Trying to quit smoking? Let me congratulate you because since the 1960s over 20 million people have died as a result of smoking and secondhand smoke. You’ve probably tried the patch, chewed the gum, and only dreamed of going cold turkey. Now in e-cigarettes you have the opportunity to potentially quit for good, but before health officials can make an official ruling local governments are trying to infringe upon your rights.
Opponents of this position claim e-cigarettes are being marketed to children with fruity flavors and cartoon characters, and thus a whole new generation are being hooked on nicotine. While I can see their point, I believe the existing rule of law should trump creating new laws. It is illegal for minors to purchase e-cigarettes, and vendors who do sell to kids should be prosecuted to the full extent the law will allow. If harsher punishments are required to deter transactions to minors, then I would possibly be in favor of that.

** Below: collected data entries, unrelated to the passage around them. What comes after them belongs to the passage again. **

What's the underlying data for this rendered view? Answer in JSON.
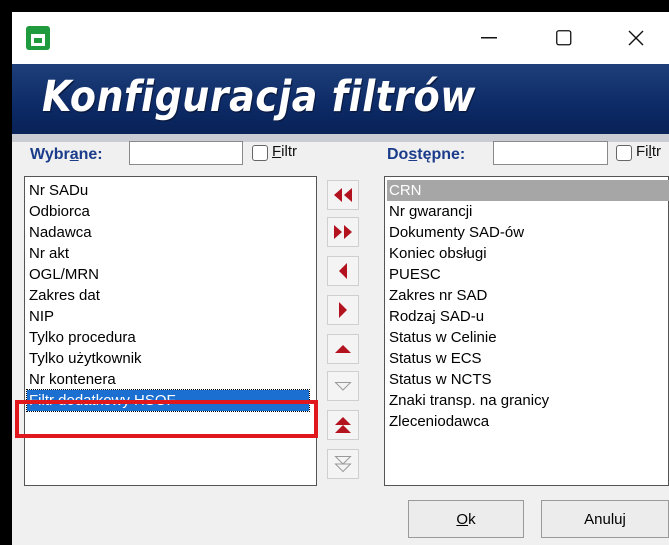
{
  "window": {
    "minimize": "—",
    "maximize": "☐",
    "close": "✕"
  },
  "banner": {
    "title": "Konfiguracja filtrów"
  },
  "left": {
    "label": "Wybrane:",
    "filter_label": "Filtr",
    "items": [
      "Nr SADu",
      "Odbiorca",
      "Nadawca",
      "Nr akt",
      "OGL/MRN",
      "Zakres dat",
      "NIP",
      "Tylko procedura",
      "Tylko użytkownik",
      "Nr kontenera",
      "Filtr dodatkowy HSOF"
    ],
    "selected": "Filtr dodatkowy HSOF"
  },
  "right": {
    "label": "Dostępne:",
    "filter_label": "Filtr",
    "items": [
      "CRN",
      "Nr gwarancji",
      "Dokumenty SAD-ów",
      "Koniec obsługi",
      "PUESC",
      "Zakres nr SAD",
      "Rodzaj SAD-u",
      "Status w Celinie",
      "Status w ECS",
      "Status w NCTS",
      "Znaki transp. na granicy",
      "Zleceniodawca"
    ],
    "selected": "CRN"
  },
  "move_buttons": [
    {
      "icon": "double-left-arrow-icon",
      "enabled": true
    },
    {
      "icon": "double-right-arrow-icon",
      "enabled": true
    },
    {
      "icon": "left-arrow-icon",
      "enabled": true
    },
    {
      "icon": "right-arrow-icon",
      "enabled": true
    },
    {
      "icon": "up-arrow-icon",
      "enabled": true
    },
    {
      "icon": "down-arrow-icon",
      "enabled": false
    },
    {
      "icon": "move-top-icon",
      "enabled": true
    },
    {
      "icon": "move-bottom-icon",
      "enabled": false
    }
  ],
  "buttons": {
    "ok": "Ok",
    "cancel": "Anuluj"
  },
  "colors": {
    "banner": "#0c2a66",
    "label": "#1a3c8a",
    "selection": "#1b6fd0",
    "highlight_frame": "#e1171e",
    "arrows": "#b3121f"
  }
}
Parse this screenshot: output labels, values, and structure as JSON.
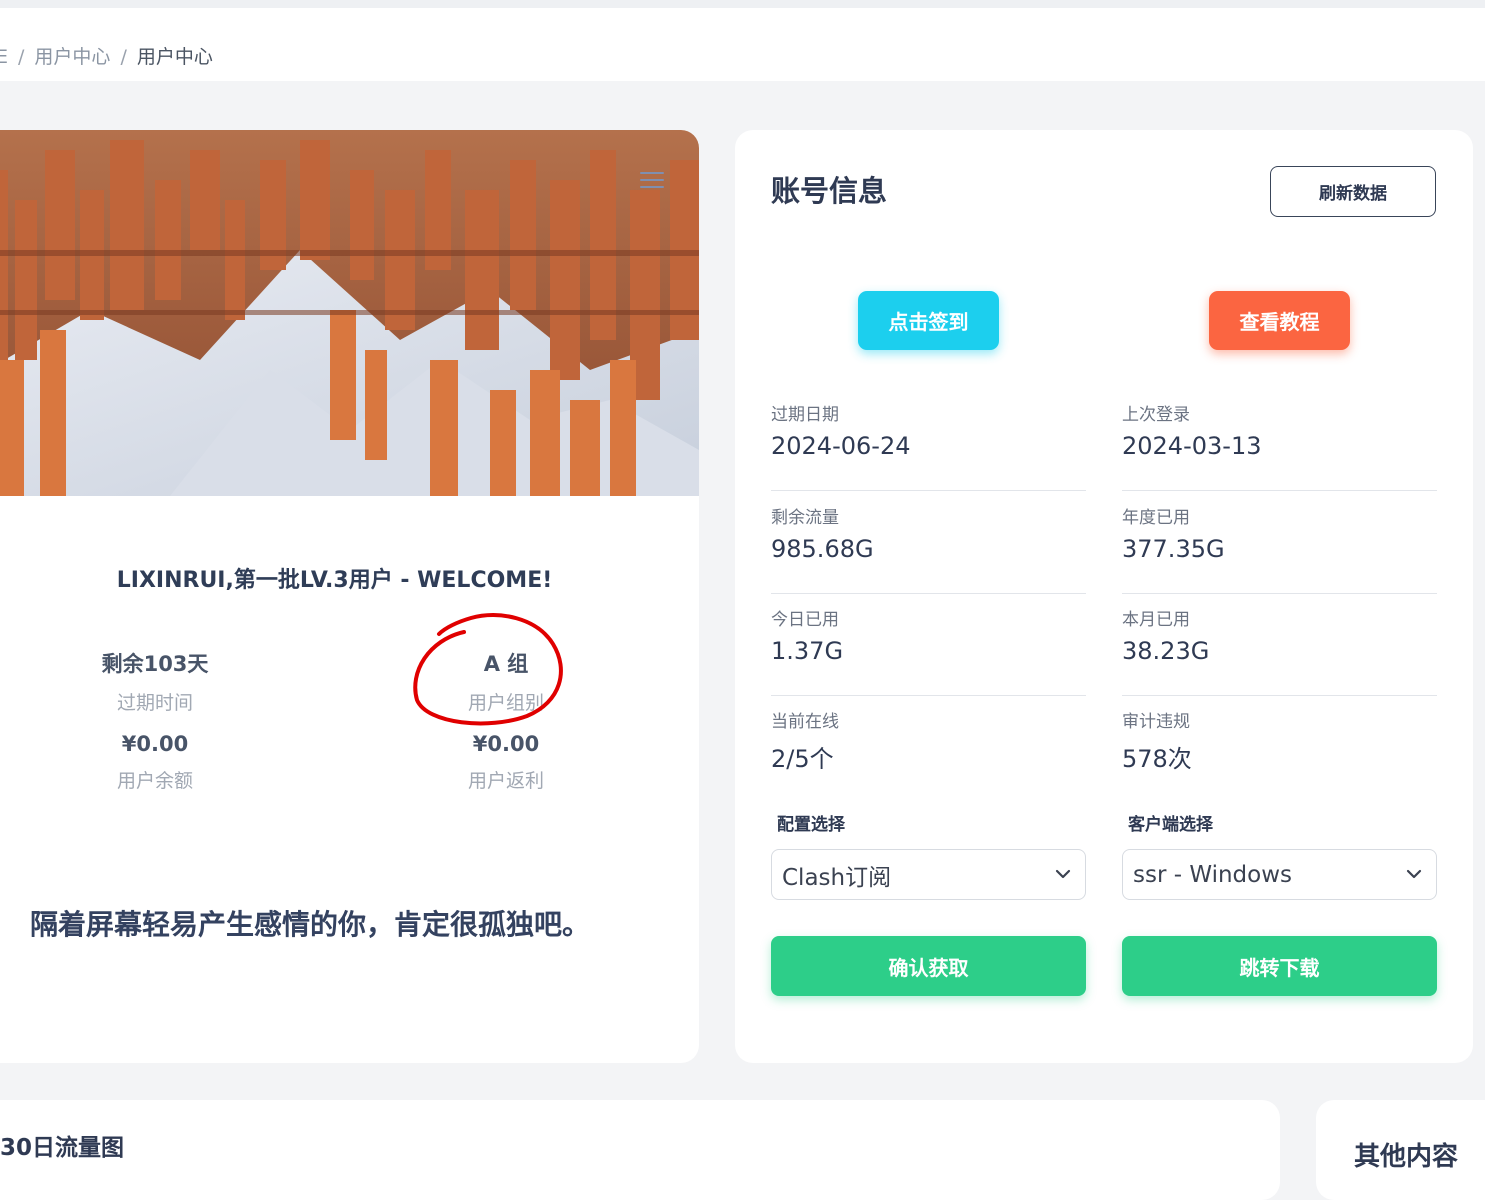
{
  "breadcrumb": {
    "first": "E",
    "items": [
      "用户中心",
      "用户中心"
    ]
  },
  "welcome": "LIXINRUI,第一批LV.3用户 - WELCOME!",
  "stats": {
    "days_value": "剩余103天",
    "days_label": "过期时间",
    "group_value": "A 组",
    "group_label": "用户组别",
    "balance_value": "¥0.00",
    "balance_label": "用户余额",
    "rebate_value": "¥0.00",
    "rebate_label": "用户返利"
  },
  "quote": "隔着屏幕轻易产生感情的你，肯定很孤独吧。",
  "account": {
    "title": "账号信息",
    "refresh_label": "刷新数据",
    "checkin_label": "点击签到",
    "tutorial_label": "查看教程",
    "fields": [
      {
        "label": "过期日期",
        "value": "2024-06-24"
      },
      {
        "label": "上次登录",
        "value": "2024-03-13"
      },
      {
        "label": "剩余流量",
        "value": "985.68G"
      },
      {
        "label": "年度已用",
        "value": "377.35G"
      },
      {
        "label": "今日已用",
        "value": "1.37G"
      },
      {
        "label": "本月已用",
        "value": "38.23G"
      },
      {
        "label": "当前在线",
        "value": "2/5个"
      },
      {
        "label": "审计违规",
        "value": "578次"
      }
    ],
    "config_label": "配置选择",
    "config_value": "Clash订阅",
    "client_label": "客户端选择",
    "client_value": "ssr - Windows",
    "confirm_label": "确认获取",
    "download_label": "跳转下载"
  },
  "bottom": {
    "traffic_title": "30日流量图",
    "other_title": "其他内容"
  },
  "colors": {
    "cyan": "#1ccfee",
    "orange": "#fb6541",
    "green": "#2dce89",
    "annotation": "#e00000"
  }
}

In large part as a society, we have ostracized smokers because of the health risks they pose to individuals. At first they had separate sections in restaurants and hotel rooms; now in most places, smoking is not allowed. Let me be clear, I’m completely fine with this arrangement. However, if someone is attempting to make a successful re-entry into society using the tools at their disposal, let’s not tell them 1) their tools are bad until we know if in fact they’re unhealthy and 2) they have to go back to their old lifestyle – a separate but not equal setup.
Clearly, the vapors e-cigarettes emit are different than the burning tobacco and tar of a cigarette, but I’m not a doctor or health professional. If the FDA decides warning labels are necessary for e-cigarettes just like cigarettes, then I may change my position. For now, lawmakers can’t be too quick to make a decision without all the facts.